ただし領民への略奪暴行は厳禁だ。代官を討伐し領地を3軍で分配せよ」
「「「はっ」」」
「アノイ防衛はコマンダー・サンダースに任せる」
「はっ」
「アクア子爵は惑星アクア3の守護。代官は領地が攻められたら防衛艦隊で遅滞戦闘、即時報告を送れ、救援に向かう。
悪いけど、アクア子爵と代官の軍は統帥権を僕に移譲してもらった。裏切ったら艦は動かない。そんなことの無いように頼む」
「「「「「はっ」」」」」
一応統帥権移譲で情報漏洩も防げるはず。裏切り者が居ないことを祈ろう。
「主力は地球軍750、カプリース領軍500、グラウル領軍500、小領地混成軍500、そして工場母艦の戦力5万を加え一気に叩く。
奴らは此方が次元跳躍門で侵攻して来ると思っているだろう。
だが僕達は工場母艦に収納してもらい、次元跳躍で一気に強襲する。
作戦開始は明日の12:00だ。
それまで3領軍は惑星ウェイゼン4攻略に向け次元跳躍門を潜って先行せよ。
主力はまず工場衛星を奪還する。
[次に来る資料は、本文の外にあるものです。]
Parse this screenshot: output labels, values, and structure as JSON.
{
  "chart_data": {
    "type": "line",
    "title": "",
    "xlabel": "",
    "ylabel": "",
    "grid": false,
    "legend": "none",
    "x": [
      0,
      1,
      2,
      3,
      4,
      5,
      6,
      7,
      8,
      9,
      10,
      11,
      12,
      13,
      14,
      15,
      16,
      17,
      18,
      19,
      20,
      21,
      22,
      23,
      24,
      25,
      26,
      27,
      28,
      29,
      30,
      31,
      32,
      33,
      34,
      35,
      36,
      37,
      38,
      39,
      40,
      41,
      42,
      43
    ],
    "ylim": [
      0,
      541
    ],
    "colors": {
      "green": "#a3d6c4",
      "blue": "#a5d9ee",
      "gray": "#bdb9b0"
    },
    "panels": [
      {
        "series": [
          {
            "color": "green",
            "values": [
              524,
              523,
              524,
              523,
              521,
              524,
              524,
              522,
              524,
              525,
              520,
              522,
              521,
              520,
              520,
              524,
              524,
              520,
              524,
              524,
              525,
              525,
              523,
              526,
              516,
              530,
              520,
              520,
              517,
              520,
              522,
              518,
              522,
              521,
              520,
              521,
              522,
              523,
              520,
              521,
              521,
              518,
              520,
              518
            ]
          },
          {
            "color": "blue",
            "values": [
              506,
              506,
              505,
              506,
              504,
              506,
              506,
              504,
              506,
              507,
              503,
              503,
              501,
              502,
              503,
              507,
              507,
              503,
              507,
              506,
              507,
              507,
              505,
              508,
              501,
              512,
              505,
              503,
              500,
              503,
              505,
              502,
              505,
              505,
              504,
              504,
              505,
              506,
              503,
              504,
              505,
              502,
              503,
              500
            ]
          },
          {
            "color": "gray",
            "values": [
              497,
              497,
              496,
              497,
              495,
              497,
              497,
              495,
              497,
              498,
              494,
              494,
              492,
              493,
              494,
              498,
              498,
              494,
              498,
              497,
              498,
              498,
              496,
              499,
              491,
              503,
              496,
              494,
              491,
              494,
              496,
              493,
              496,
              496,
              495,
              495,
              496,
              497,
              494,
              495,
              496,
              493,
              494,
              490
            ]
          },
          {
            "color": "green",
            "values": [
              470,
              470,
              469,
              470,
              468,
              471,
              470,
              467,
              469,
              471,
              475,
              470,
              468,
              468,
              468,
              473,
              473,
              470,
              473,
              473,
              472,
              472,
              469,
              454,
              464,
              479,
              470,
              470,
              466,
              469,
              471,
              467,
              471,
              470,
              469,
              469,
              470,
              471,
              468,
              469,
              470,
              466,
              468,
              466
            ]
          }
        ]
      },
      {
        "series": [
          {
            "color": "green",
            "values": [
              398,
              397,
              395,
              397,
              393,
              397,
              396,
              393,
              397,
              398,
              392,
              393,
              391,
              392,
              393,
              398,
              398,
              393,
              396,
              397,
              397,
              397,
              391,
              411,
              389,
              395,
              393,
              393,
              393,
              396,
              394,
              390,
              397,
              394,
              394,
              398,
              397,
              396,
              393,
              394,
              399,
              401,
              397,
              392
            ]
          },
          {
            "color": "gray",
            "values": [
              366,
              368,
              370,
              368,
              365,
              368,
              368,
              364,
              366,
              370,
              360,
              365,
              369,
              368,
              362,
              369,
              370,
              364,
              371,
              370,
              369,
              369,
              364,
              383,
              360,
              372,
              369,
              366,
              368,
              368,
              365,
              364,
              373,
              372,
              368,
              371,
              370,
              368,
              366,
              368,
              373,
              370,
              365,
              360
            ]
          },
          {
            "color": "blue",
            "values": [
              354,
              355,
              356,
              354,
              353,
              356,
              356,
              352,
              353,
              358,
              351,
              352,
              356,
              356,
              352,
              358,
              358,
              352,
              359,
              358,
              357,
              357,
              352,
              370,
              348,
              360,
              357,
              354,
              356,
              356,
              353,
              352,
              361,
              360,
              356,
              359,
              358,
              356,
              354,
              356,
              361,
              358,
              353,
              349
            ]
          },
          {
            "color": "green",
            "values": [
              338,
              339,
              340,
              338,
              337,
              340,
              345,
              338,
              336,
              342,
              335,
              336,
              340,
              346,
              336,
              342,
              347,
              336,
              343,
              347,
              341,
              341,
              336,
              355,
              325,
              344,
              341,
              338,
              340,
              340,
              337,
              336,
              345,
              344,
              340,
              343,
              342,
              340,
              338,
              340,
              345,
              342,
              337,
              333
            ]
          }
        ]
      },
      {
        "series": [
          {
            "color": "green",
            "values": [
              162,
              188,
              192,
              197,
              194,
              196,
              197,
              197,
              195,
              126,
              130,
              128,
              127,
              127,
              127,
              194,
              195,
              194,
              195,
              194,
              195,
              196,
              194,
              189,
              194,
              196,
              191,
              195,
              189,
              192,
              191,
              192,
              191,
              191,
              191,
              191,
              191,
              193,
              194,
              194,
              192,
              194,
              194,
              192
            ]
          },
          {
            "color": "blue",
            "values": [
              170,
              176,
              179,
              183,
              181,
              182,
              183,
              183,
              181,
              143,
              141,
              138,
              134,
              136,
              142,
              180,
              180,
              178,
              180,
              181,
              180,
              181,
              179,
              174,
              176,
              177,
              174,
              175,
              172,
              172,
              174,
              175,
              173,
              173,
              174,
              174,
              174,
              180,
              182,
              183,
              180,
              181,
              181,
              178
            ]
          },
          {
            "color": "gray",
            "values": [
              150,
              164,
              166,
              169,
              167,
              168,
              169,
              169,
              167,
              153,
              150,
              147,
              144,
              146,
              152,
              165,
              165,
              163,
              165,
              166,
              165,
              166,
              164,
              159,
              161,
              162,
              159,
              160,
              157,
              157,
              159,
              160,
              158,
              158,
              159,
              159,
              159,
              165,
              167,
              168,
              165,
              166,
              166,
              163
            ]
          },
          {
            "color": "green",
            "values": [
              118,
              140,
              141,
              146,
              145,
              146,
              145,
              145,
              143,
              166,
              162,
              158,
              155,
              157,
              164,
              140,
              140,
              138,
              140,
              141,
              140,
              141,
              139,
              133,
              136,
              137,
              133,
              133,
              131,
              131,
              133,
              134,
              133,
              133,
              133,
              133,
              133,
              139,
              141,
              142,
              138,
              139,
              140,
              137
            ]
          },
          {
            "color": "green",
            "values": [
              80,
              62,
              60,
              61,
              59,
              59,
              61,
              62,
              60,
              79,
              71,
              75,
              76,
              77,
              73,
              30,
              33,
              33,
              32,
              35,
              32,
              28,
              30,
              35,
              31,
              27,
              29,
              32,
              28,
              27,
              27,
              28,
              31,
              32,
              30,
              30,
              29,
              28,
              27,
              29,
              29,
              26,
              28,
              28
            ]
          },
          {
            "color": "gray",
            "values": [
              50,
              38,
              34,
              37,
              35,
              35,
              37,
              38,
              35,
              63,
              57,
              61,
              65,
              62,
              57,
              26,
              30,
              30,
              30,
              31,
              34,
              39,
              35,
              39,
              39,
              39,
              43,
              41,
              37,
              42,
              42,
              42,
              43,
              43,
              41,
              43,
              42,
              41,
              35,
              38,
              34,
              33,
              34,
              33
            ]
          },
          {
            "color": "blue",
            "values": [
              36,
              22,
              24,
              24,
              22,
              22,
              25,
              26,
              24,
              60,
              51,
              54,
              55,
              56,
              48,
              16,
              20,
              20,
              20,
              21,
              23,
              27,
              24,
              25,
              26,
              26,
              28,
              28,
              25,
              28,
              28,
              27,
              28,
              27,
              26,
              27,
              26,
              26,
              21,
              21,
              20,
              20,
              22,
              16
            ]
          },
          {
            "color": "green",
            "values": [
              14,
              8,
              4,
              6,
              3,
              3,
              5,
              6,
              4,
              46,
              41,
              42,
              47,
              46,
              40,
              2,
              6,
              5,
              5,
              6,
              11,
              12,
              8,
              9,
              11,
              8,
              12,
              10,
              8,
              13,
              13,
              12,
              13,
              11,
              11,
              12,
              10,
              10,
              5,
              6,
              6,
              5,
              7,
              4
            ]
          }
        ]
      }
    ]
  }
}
終了次第ファム5に次元跳躍強襲する。
以上質問はあるか?」
僕は周囲を見回す。誰も声を上げない。
「では作戦にうつる。各軍戦闘準備!」
全員が一斉に席を立ち自らの軍に領地に散って行った。
いつの間にか総合評価が4000を超えていました。
これも皆さんのご支援の賜物です。ありがとうございます。